Глухой раскат грома.
Иванов и Силков уходят.
Анюта (задумчиво смотрит вдаль, и Кислову). Вы грозы боитесь?
Кислов. И боюсь, и люблю… Смотри, туча на тучу идет… вот… сейчас молния и — гром…
Анюта. И небо бывает черным…
Гроза усиливается.
Кислов. Природа напоминает нам, Анюта, о своей мощи, о величии! Но уж если она наказывает, то жестоко и навечно. Мы в ответе перед нею за ошибки наших предков и за свои. Наши дети и внуки будут отвечать за нас… Неужели человечество останется без чистой воды, а счетчик Гейгера, в то же время, подскочит за черту, где уже начинается первый пункт смертного приговора всему живому? Неужели же люди на Земле так и не поймут, что наши потомки могут услышать, как по земному шару прокатится горестное и скорбное песнопение «Ныне отпущаеши раба твоего…»?
Эхо повторяет: «Ныне… отпущаеши раба… твоего».
…Нет! Пусть же для них зацветут пустыни, вырастут новые леса, потекут полноводные и чистые реки! Пусть журчат речушки и ручейки! Этому не жаль посвятить всю жизнь.
Короткий промежуток тишины, как это бывает в перерывах между Грозовыми разрядами, когда еще не пошел дождь. Душная тишина.
Затем молния, сильный гром.
Анюта. С вами… легко. И не страшно.
Кислов (берет ее ладони). А мне с вами — больше чем легко.
Анюта (отстраняется). Никогда так не говорите. Мы — просто друзья.
Резкое затемнение.
В темноте — впечатление ночной грозы в степи. Слышен шум приближающегося дождя.
Картина шестая
Дом для приезжих. Поздний вечер. За окном дождь. Гроза. Мрачно, жутко. Бояров сидит у чемодана, готовый к отъезду. У двери стоит Кострова. Общий помер пуст, там полумрак.
Бояров. И уехать не на чем…
Кострова. Любая машина застрянет. Куда в ночь ехать? Хороший хозяин в такую погоду скотину со двора не выпускает. Ишь, какой хлещет!
Бояров (садясь за стол). А мне надо уехать обязательно. Я здесь не могу. Какое-то предчувствие чего-то неотвратимого.

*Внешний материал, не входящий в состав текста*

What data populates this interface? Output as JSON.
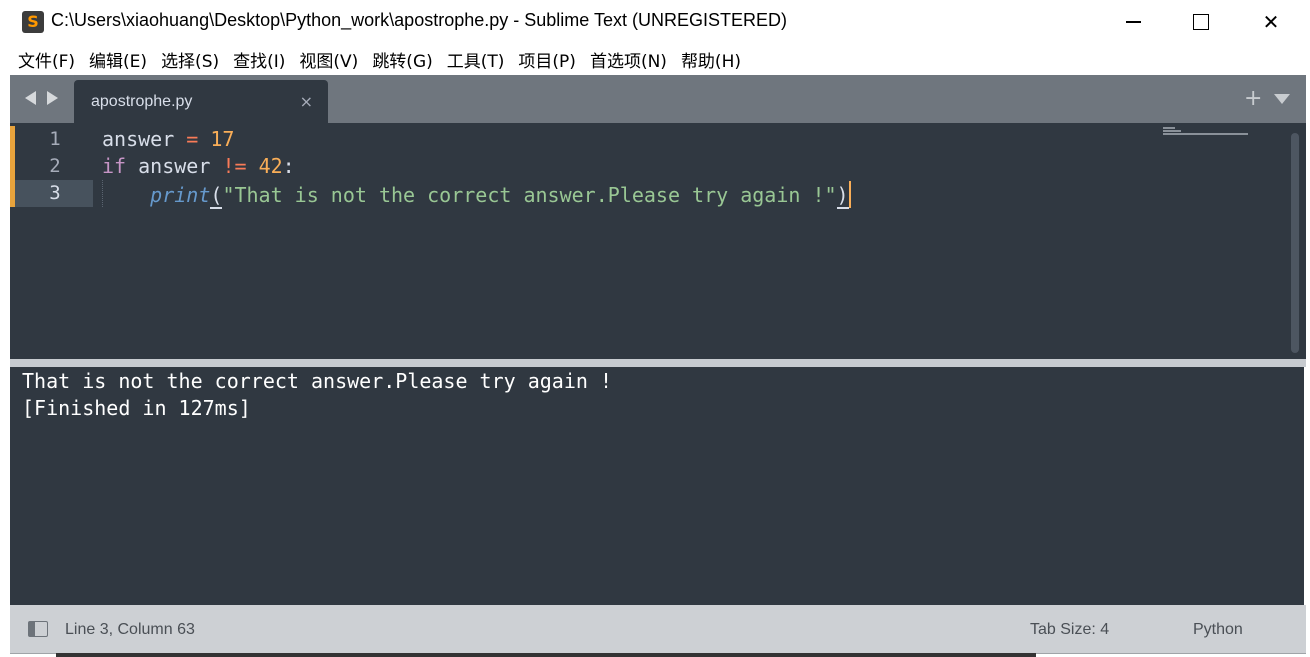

Кострова. Это оно от погоды — тоска-то.
Бояров. Погода действительно… Дождь, гром, глушь… Гром, глушь, дождь…
Короткий сильный гром.
Кострова (крестится). Свят, свят…
Бояров (машинально подражая ей, подносит пальцы ко лбу, но, спохватившись, отбрасывает руку в сторону, как чужую и лишнюю). Одичал. Одичал за неделю.

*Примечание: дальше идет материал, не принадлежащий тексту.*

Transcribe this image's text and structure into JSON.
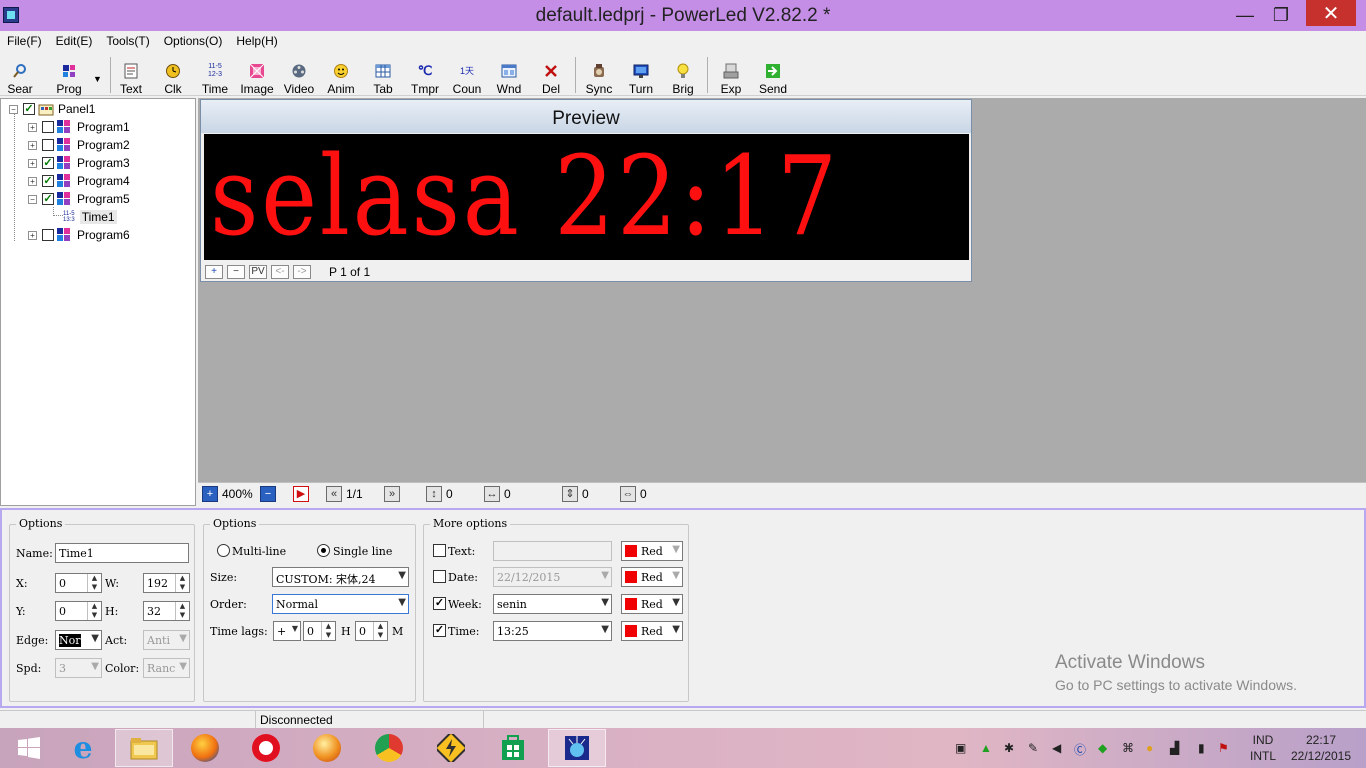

Кострова (мнется у двери, собираясь уходить). Что я хотела спросить: Анюта сюда, в гостиницу, не заходила? Ушла из дому. А он — вон какой хлещет! Греха-то!

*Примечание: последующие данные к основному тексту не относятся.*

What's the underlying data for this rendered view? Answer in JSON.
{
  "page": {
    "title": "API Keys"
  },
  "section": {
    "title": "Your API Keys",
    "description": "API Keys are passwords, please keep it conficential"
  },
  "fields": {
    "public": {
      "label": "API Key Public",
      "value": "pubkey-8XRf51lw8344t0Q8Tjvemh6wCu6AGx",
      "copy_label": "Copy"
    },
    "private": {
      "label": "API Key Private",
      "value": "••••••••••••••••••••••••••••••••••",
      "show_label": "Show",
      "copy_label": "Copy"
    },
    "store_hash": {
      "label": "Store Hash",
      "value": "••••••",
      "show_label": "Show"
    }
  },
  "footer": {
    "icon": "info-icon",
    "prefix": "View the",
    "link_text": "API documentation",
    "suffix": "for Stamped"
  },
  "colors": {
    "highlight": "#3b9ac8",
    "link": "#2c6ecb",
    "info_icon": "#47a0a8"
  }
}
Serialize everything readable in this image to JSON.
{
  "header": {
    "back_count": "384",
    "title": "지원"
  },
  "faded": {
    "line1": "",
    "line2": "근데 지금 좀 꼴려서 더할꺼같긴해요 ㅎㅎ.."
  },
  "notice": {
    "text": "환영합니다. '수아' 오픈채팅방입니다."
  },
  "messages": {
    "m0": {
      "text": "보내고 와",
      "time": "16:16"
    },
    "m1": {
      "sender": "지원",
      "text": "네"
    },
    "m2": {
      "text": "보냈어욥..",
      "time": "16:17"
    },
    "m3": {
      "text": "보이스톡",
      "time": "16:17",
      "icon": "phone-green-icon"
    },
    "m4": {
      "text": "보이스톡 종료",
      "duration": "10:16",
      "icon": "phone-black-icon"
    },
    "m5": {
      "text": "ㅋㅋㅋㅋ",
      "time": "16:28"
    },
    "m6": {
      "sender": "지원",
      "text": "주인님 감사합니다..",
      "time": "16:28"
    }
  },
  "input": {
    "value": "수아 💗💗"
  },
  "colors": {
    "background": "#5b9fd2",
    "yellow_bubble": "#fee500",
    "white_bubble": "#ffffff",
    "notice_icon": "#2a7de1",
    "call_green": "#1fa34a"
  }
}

Бояров (смотря в одну точку). Анюта? Какая Анюта?
Кострова. Дочка моя, дочка.
Бояров. Дочка? А-а, дочка… Нет, никакая дочка не заходила…
Кострова. А Махоткин?
Бояров (опасливо). Не было. Что ему тут нужно?
Кострова. Рыскает по селу — ищет Анюту. Прямо домой вломился. Ой, боюсь беды, боюсь.
Бояров (как бы самому себе). Беда уже стряслась. Сказано: «Последний день карьеры»… И Свищ поможет… Какая жертва ради машины, на алтарь науки!.. (Обхватив голову, облокотился на стол.)
Кострова. Ну, я пойду. (Безнадежный и презрительный жест в сторону Боярова.) И что ему — до нашей жизни! (Уходит.)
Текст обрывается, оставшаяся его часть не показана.